Старый дворянин, пожелавший самолично прислуживать королю за столом, принес Генриху завтрак — горячее, обильно приправленное пряностями вино и ломти хлеба с медом. Спутникам короля — Морнэ и Шико — завтрак подали слуги этого дворянина.
Тотчас после завтрака протрубили сбор.
— Пора, пора! — воскликнул Генрих. — Сегодня нам предстоит долгий путь. На коней, господа, на коней!
Шико с изумлением увидел, что королевская свита увеличилась еще на пятьсот человек. Эти пятьсот всадников прибыли ночью.
— Чудеса, да и только! — воскликнул он. — Ваше величество, это уже не свита и даже не отряд, а целое войско!
Генрих ответил немногословно:
— Подожди, подожди малость!
В Лозерте к этой коннице присоединились шестьсот пехотинцев.
— Пехота! — вскричал Шико. — Пешие!
— Загонщики, — пояснил король. — Всего-навсего загонщики!
Шико насупился и с этой минуты хранил упорное молчание.
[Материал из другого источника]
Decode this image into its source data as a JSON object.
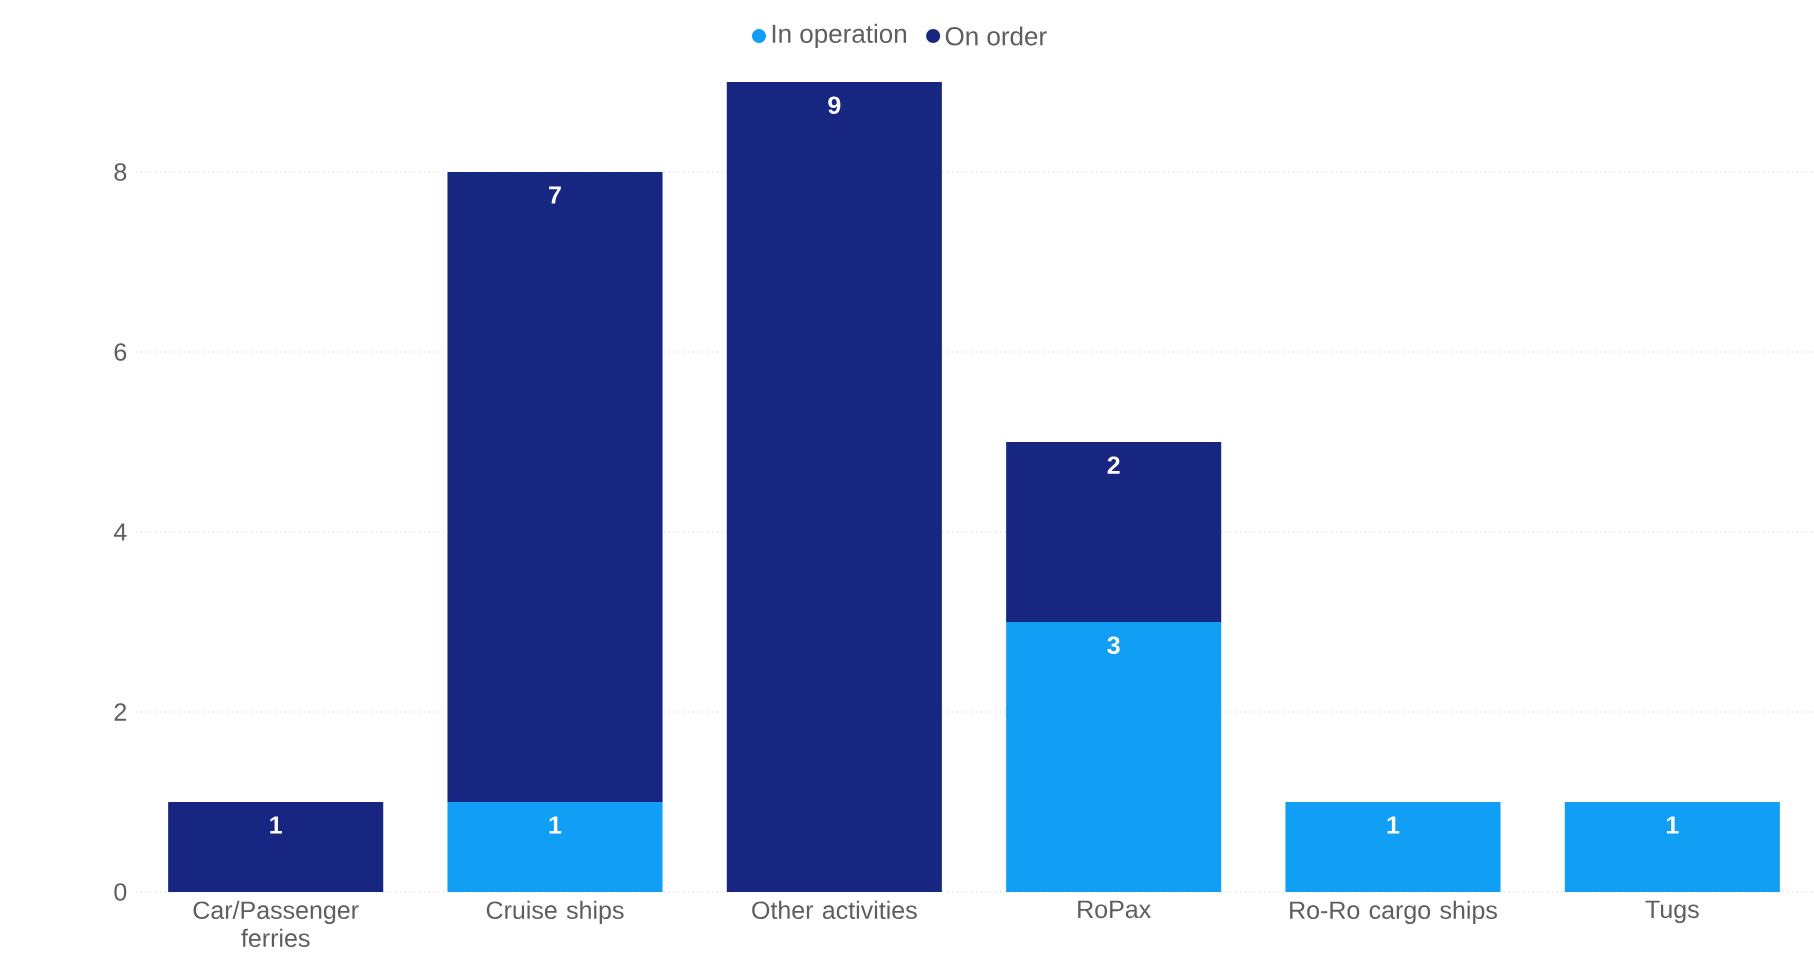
{
  "chart_data": {
    "type": "bar",
    "stacked": true,
    "categories": [
      "Car/Passenger ferries",
      "Cruise ships",
      "Other activities",
      "RoPax",
      "Ro-Ro cargo ships",
      "Tugs"
    ],
    "series": [
      {
        "name": "In operation",
        "color": "#119ef5",
        "values": [
          null,
          1,
          null,
          3,
          1,
          1
        ]
      },
      {
        "name": "On order",
        "color": "#172680",
        "values": [
          1,
          7,
          9,
          2,
          null,
          null
        ]
      }
    ],
    "ylim": [
      0,
      9
    ],
    "yticks": [
      0,
      2,
      4,
      6,
      8
    ],
    "grid": "y",
    "legend": "top",
    "data_labels": true
  }
}
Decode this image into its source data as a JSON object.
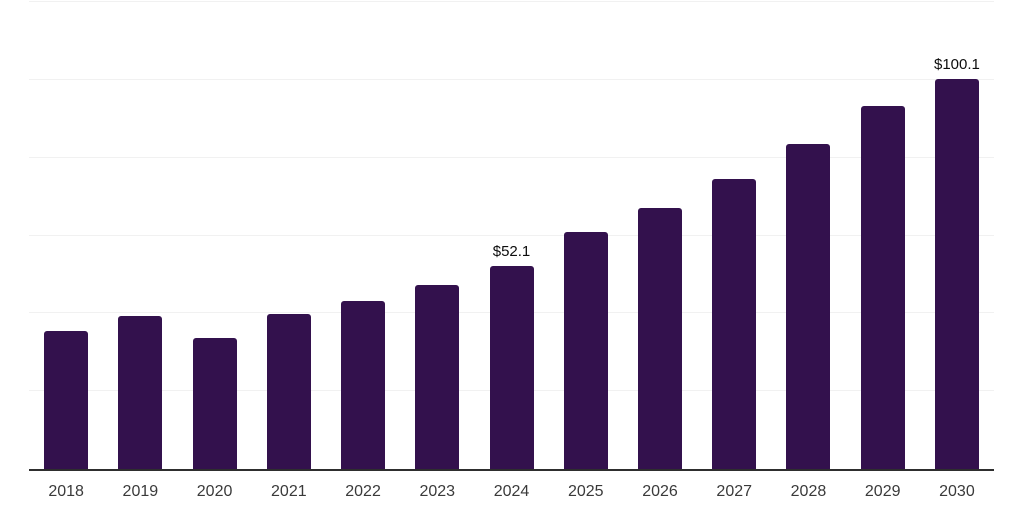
{
  "chart_data": {
    "type": "bar",
    "title": "",
    "xlabel": "",
    "ylabel": "",
    "categories": [
      "2018",
      "2019",
      "2020",
      "2021",
      "2022",
      "2023",
      "2024",
      "2025",
      "2026",
      "2027",
      "2028",
      "2029",
      "2030"
    ],
    "values": [
      35.5,
      39.3,
      33.6,
      39.9,
      43.1,
      47.2,
      52.1,
      60.9,
      67.0,
      74.6,
      83.6,
      93.4,
      100.1
    ],
    "data_labels": {
      "2024": "$52.1",
      "2030": "$100.1"
    },
    "ylim": [
      0,
      120
    ],
    "y_axis_labels_visible": false,
    "gridline_values": [
      20,
      40,
      60,
      80,
      100,
      120
    ],
    "grid": "horizontal",
    "legend_position": "none",
    "colors": {
      "bar": "#33114d",
      "gridline": "#f1f1f1",
      "axis_line": "#2e2e2e",
      "tick_label": "#3a3a3a",
      "data_label": "#0d0d0d",
      "background": "#ffffff"
    }
  }
}
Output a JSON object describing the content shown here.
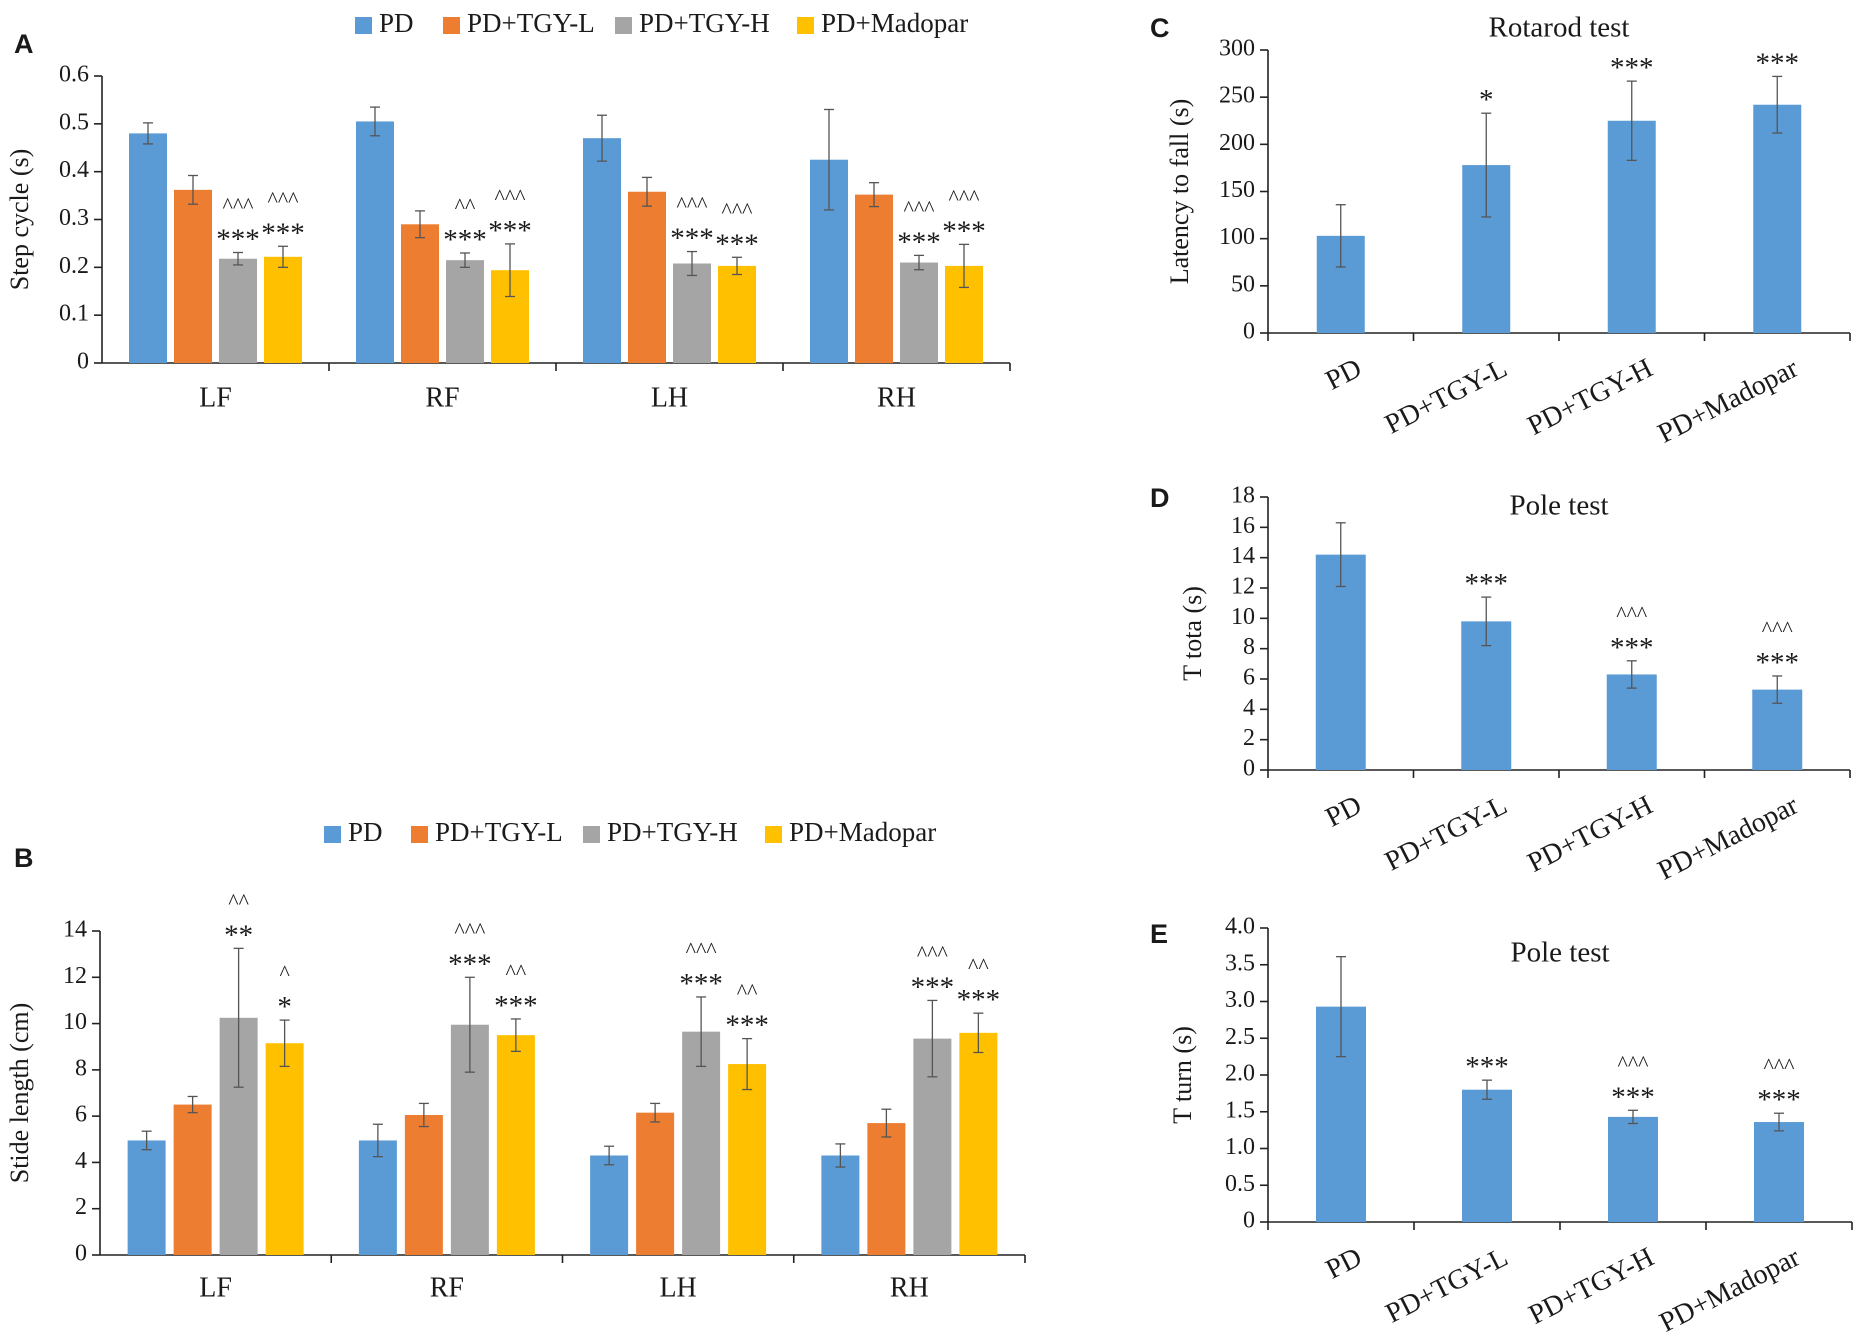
{
  "colors": {
    "PD": "#5B9BD5",
    "PD+TGY-L": "#ED7D31",
    "PD+TGY-H": "#A5A5A5",
    "PD+Madopar": "#FFC000",
    "axis": "#222222",
    "errorbar": "#555555"
  },
  "chart_data": [
    {
      "id": "A",
      "type": "bar",
      "panel_label": "A",
      "title": "",
      "ylabel": "Step cycle (s)",
      "xlabel": "",
      "ylim": [
        0,
        0.6
      ],
      "yticks": [
        0,
        0.1,
        0.2,
        0.3,
        0.4,
        0.5,
        0.6
      ],
      "ytick_labels": [
        "0",
        "0.1",
        "0.2",
        "0.3",
        "0.4",
        "0.5",
        "0.6"
      ],
      "categories": [
        "LF",
        "RF",
        "LH",
        "RH"
      ],
      "legend_position": "top",
      "grid": false,
      "series": [
        {
          "name": "PD",
          "values": [
            0.48,
            0.505,
            0.47,
            0.425
          ],
          "errors": [
            0.022,
            0.03,
            0.048,
            0.105
          ],
          "marks": [
            [
              "",
              ""
            ],
            [
              "",
              ""
            ],
            [
              "",
              ""
            ],
            [
              "",
              ""
            ]
          ]
        },
        {
          "name": "PD+TGY-L",
          "values": [
            0.362,
            0.29,
            0.358,
            0.352
          ],
          "errors": [
            0.03,
            0.028,
            0.03,
            0.025
          ],
          "marks": [
            [
              "",
              ""
            ],
            [
              "",
              ""
            ],
            [
              "",
              ""
            ],
            [
              "",
              ""
            ]
          ]
        },
        {
          "name": "PD+TGY-H",
          "values": [
            0.218,
            0.215,
            0.208,
            0.21
          ],
          "errors": [
            0.013,
            0.015,
            0.025,
            0.015
          ],
          "marks": [
            [
              "***",
              "^^^"
            ],
            [
              "***",
              "^^"
            ],
            [
              "***",
              "^^^"
            ],
            [
              "***",
              "^^^"
            ]
          ]
        },
        {
          "name": "PD+Madopar",
          "values": [
            0.222,
            0.194,
            0.203,
            0.203
          ],
          "errors": [
            0.022,
            0.055,
            0.018,
            0.045
          ],
          "marks": [
            [
              "***",
              "^^^"
            ],
            [
              "***",
              "^^^"
            ],
            [
              "***",
              "^^^"
            ],
            [
              "***",
              "^^^"
            ]
          ]
        }
      ]
    },
    {
      "id": "B",
      "type": "bar",
      "panel_label": "B",
      "title": "",
      "ylabel": "Stide length (cm)",
      "xlabel": "",
      "ylim": [
        0,
        14
      ],
      "yticks": [
        0,
        2,
        4,
        6,
        8,
        10,
        12,
        14
      ],
      "ytick_labels": [
        "0",
        "2",
        "4",
        "6",
        "8",
        "10",
        "12",
        "14"
      ],
      "categories": [
        "LF",
        "RF",
        "LH",
        "RH"
      ],
      "legend_position": "top",
      "grid": false,
      "series": [
        {
          "name": "PD",
          "values": [
            4.95,
            4.95,
            4.3,
            4.3
          ],
          "errors": [
            0.4,
            0.7,
            0.4,
            0.5
          ],
          "marks": [
            [
              "",
              ""
            ],
            [
              "",
              ""
            ],
            [
              "",
              ""
            ],
            [
              "",
              ""
            ]
          ]
        },
        {
          "name": "PD+TGY-L",
          "values": [
            6.5,
            6.05,
            6.15,
            5.7
          ],
          "errors": [
            0.35,
            0.5,
            0.4,
            0.6
          ],
          "marks": [
            [
              "",
              ""
            ],
            [
              "",
              ""
            ],
            [
              "",
              ""
            ],
            [
              "",
              ""
            ]
          ]
        },
        {
          "name": "PD+TGY-H",
          "values": [
            10.25,
            9.95,
            9.65,
            9.35
          ],
          "errors": [
            3.0,
            2.05,
            1.5,
            1.65
          ],
          "marks": [
            [
              "**",
              "^^"
            ],
            [
              "***",
              "^^^"
            ],
            [
              "***",
              "^^^"
            ],
            [
              "***",
              "^^^"
            ]
          ]
        },
        {
          "name": "PD+Madopar",
          "values": [
            9.15,
            9.5,
            8.25,
            9.6
          ],
          "errors": [
            1.0,
            0.7,
            1.1,
            0.85
          ],
          "marks": [
            [
              "*",
              "^"
            ],
            [
              "***",
              "^^"
            ],
            [
              "***",
              "^^"
            ],
            [
              "***",
              "^^"
            ]
          ]
        }
      ]
    },
    {
      "id": "C",
      "type": "bar",
      "panel_label": "C",
      "title": "Rotarod test",
      "ylabel": "Latency to fall (s)",
      "xlabel": "",
      "ylim": [
        0,
        300
      ],
      "yticks": [
        0,
        50,
        100,
        150,
        200,
        250,
        300
      ],
      "ytick_labels": [
        "0",
        "50",
        "100",
        "150",
        "200",
        "250",
        "300"
      ],
      "categories": [
        "PD",
        "PD+TGY-L",
        "PD+TGY-H",
        "PD+Madopar"
      ],
      "grid": false,
      "values": [
        103,
        178,
        225,
        242
      ],
      "errors": [
        33,
        55,
        42,
        30
      ],
      "marks": [
        [
          "",
          ""
        ],
        [
          "*",
          ""
        ],
        [
          "***",
          ""
        ],
        [
          "***",
          ""
        ]
      ]
    },
    {
      "id": "D",
      "type": "bar",
      "panel_label": "D",
      "title": "Pole test",
      "ylabel": "T tota (s)",
      "xlabel": "",
      "ylim": [
        0,
        18
      ],
      "yticks": [
        0,
        2,
        4,
        6,
        8,
        10,
        12,
        14,
        16,
        18
      ],
      "ytick_labels": [
        "0",
        "2",
        "4",
        "6",
        "8",
        "10",
        "12",
        "14",
        "16",
        "18"
      ],
      "categories": [
        "PD",
        "PD+TGY-L",
        "PD+TGY-H",
        "PD+Madopar"
      ],
      "grid": false,
      "values": [
        14.2,
        9.8,
        6.3,
        5.3
      ],
      "errors": [
        2.1,
        1.6,
        0.9,
        0.9
      ],
      "marks": [
        [
          "",
          ""
        ],
        [
          "***",
          ""
        ],
        [
          "***",
          "^^^"
        ],
        [
          "***",
          "^^^"
        ]
      ]
    },
    {
      "id": "E",
      "type": "bar",
      "panel_label": "E",
      "title": "Pole test",
      "ylabel": "T turn (s)",
      "xlabel": "",
      "ylim": [
        0,
        4.0
      ],
      "yticks": [
        0,
        0.5,
        1.0,
        1.5,
        2.0,
        2.5,
        3.0,
        3.5,
        4.0
      ],
      "ytick_labels": [
        "0",
        "0.5",
        "1.0",
        "1.5",
        "2.0",
        "2.5",
        "3.0",
        "3.5",
        "4.0"
      ],
      "categories": [
        "PD",
        "PD+TGY-L",
        "PD+TGY-H",
        "PD+Madopar"
      ],
      "grid": false,
      "values": [
        2.93,
        1.8,
        1.43,
        1.36
      ],
      "errors": [
        0.68,
        0.13,
        0.09,
        0.12
      ],
      "marks": [
        [
          "",
          ""
        ],
        [
          "***",
          ""
        ],
        [
          "***",
          "^^^"
        ],
        [
          "***",
          "^^^"
        ]
      ]
    }
  ]
}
Раз двадцать устремлял он взгляд на поля, иными словами — раз двадцать у него мелькала мысль о побеге. Но ведь Шико как представитель короля Французского, по всей вероятности, имел почетную стражу, которой, видимо, было приказано тщательно охранять это чрезвычайно важное лицо, вследствие чего каждое его движение сразу повторяли десять человек.
Это не понравилось Шико, и он выразил королю свое неудовольствие.
— Что ж! — ответил Генрих. — Пеняй на себя, сынок; ты хотел бежать из Нерака, и я боюсь, как бы на тебя опять не нашла эта блажь.
— Ваше величество, — сказал Шико, — даю вам честное слово дворянина, что я и не попытаюсь бежать.
— Вот это дело!
— К тому же, — продолжал Шико, — это было бы ошибкой с моей стороны.
— Ошибкой?
— Да, потому что, если я останусь, я, сдается мне, увижу кое-что весьма любопытное.
— Ну что ж! Я очень рад, что ты так думаешь, любезный мой Шико, потому что я тоже придерживаюсь такого мнения.
Во время этого разговора они проезжали по городу Монкюк, и к войску прибавились четыре полевые пушки.
— Ваше величество, — сказал Шико, — возвращаюсь к своей первоначальной мысли: видимо, здешние волки — какие-то совсем особенные, и им оказывают внимание, которым обыкновенных волков никогда не удостаивают, — против них выставляют артиллерию!
— А! Ты заметил? — воскликнул Генрих. — Такая у жителей Монкюка причуда! С тех пор как я им подарил для учений эти четыре пушки, купленные в Испании по моему приказу и тайком вывезенные оттуда, они всюду таскают их за собой.
— Но все-таки, сир, — негромко спросил Шико, — сегодня мы прибудем на место?
— Нет. Завтра.
— Завтра утром или завтра вечером?
— Завтра утром.
— Стало быть, — не унимался Шико, — мы будем охотиться вблизи Кагора, не так ли?
— Да, в тех местах, — ответил король.
— Как же так? Вы взяли с собой для охоты на волков пехоту, конницу и артиллерию, а королевское знамя забыли захватить? Вот тогда этим достойным зверям был бы оказан полный почет!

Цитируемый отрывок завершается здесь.